Not something you think, but something you allow.

And the more familiar that becomes, the less you need drama to feel alive.

But here’s the part many people miss:

Love might be the highest healing state…
but if your nervous system doesn’t feel safe, you won’t be able to stay there long enough to receive it.

Gratitude: The Bridge Between Love and Safety

This is where Gratitude comes in.

Gratitude is what makes Love usable in everyday life.
It is Love noticed.
Love grounded.
Love made real in the present moment.

When your system has lived through stress, overwhelm, or unresolved trauma, it doesn’t just stay in the past.

It echoes forward.

As anxiety about the future.
As chronic tension in the body.
As difficulty switching off.
As repetitive mental loops trying to create control where there is uncertainty.

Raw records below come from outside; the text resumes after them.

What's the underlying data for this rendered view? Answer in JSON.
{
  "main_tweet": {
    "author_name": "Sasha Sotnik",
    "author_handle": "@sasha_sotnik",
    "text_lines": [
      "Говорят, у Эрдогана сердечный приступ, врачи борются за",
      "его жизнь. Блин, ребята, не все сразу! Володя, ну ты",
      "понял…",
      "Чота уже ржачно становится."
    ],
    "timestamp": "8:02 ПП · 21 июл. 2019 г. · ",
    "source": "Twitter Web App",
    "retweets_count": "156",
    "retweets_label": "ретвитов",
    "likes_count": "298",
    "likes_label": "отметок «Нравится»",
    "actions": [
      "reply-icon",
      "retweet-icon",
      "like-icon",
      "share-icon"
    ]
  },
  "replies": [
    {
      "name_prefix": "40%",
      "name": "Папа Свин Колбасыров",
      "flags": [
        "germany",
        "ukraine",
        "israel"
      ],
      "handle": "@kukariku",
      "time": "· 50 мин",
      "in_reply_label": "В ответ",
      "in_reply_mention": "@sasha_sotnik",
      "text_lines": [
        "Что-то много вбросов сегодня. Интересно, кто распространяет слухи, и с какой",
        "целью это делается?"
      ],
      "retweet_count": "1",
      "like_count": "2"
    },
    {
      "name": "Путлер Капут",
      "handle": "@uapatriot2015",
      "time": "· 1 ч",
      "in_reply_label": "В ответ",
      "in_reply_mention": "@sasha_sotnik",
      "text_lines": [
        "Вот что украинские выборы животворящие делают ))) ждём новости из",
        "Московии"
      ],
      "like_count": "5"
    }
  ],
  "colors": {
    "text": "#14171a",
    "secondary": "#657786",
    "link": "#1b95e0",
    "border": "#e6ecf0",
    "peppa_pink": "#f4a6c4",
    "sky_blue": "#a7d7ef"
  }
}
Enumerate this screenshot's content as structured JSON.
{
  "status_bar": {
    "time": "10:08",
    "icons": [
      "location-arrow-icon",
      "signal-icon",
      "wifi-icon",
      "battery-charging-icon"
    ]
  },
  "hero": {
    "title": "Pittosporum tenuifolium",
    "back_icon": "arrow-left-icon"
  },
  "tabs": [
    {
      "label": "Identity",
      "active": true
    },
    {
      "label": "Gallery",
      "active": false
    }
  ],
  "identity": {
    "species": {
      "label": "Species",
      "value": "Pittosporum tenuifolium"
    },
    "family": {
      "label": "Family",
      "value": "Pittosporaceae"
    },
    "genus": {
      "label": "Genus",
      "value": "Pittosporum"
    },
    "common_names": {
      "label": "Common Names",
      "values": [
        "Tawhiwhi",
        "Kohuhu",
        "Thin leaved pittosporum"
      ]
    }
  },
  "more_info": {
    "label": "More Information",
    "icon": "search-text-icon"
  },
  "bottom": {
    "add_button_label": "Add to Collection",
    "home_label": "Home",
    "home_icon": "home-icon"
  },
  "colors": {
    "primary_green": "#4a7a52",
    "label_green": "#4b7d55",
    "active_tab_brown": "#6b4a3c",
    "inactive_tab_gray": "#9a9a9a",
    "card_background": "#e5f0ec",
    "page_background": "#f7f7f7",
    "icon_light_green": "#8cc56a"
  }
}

Gratitude gently interrupts that pattern.

Not by denying pain…
and not by forcing positivity.

But by bringing your attention back to what is safe enough…
stable enough…
or still working… right now.

And that shift matters more than people realise.

“I am here… and right now I am okay.”

That simple internal recognition begins to soften hypervigilance.
It quiets the future-focused mind.
It eases the body out of constant alertness.

Over time, it creates space where healing can actually take root.

Because Gratitude doesn’t erase trauma…
but it does something far more useful.

It stabilises your system so trauma no longer runs the whole show.

Love opens the door.

Gratitude helps you stay in the room long enough to feel it.

And the real question becomes:

It’s not “Do I love myself?”

It’s…

“Can I stay with myself… long enough to actually experience it?”